Where we have instructed third parties to process personal data on our behalf, such third party processors must be audited to ensure they are reputable and have sufficient security measures in place to protect any personal data which we may provide to them. All arrangements with third party processors must be governed by a written contract which specifies the security measures the processor must take and prohibits the processor from using personal data other than in accordance with the Bank’s instructions. We must also regularly monitor third parties to ensure they are complying with security requirements.
The Eighth Principle: Transfers outside of the EEA
"Personal data shall not be transferred to a country or territory outside the European Economic Area unless that country or territory ensures an adequate level of protection for the rights and freedoms of data subjects in relation to the processing of personal data."

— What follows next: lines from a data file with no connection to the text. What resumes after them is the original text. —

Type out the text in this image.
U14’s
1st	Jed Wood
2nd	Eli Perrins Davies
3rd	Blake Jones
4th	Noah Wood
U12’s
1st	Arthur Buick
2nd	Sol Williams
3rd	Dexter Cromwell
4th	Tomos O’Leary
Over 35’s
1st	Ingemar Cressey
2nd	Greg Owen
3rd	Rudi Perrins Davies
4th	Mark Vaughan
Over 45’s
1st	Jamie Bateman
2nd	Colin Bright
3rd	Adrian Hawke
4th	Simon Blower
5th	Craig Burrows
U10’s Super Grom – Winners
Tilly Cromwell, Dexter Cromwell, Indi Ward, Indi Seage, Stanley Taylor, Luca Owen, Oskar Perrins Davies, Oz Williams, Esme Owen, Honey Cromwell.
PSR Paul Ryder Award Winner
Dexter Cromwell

We are not permitted to transfer personal data outside the EEA unless one of the following conditions is met:
The individual has given express consent to the transfer;
We have carried out an assessment to ensure that adequate measures are in place to protect personal data and to ensure that all of the individual's rights under the Act can be met (this will usually require a written contract to be put in place with the organisation to whom personal data is being transferred);
We have entered into a model contract with the third party to whom we are transferring the personal data. (The European Commission has approved certain "model clauses" for use when personal data is being transferred outside the EEA which guarantee an adequate level of protection for personal data);
The country to which the personal data is being transferred has been deemed a country with adequate levels of protection by the European Commission.
In relation to transfers to the United States, the organisation to which the personal data is being transferred has signed up to the "safe harbor" principles - under these principles, organisations must comply with a series of requirements which are similar to the requirements set out in the Act.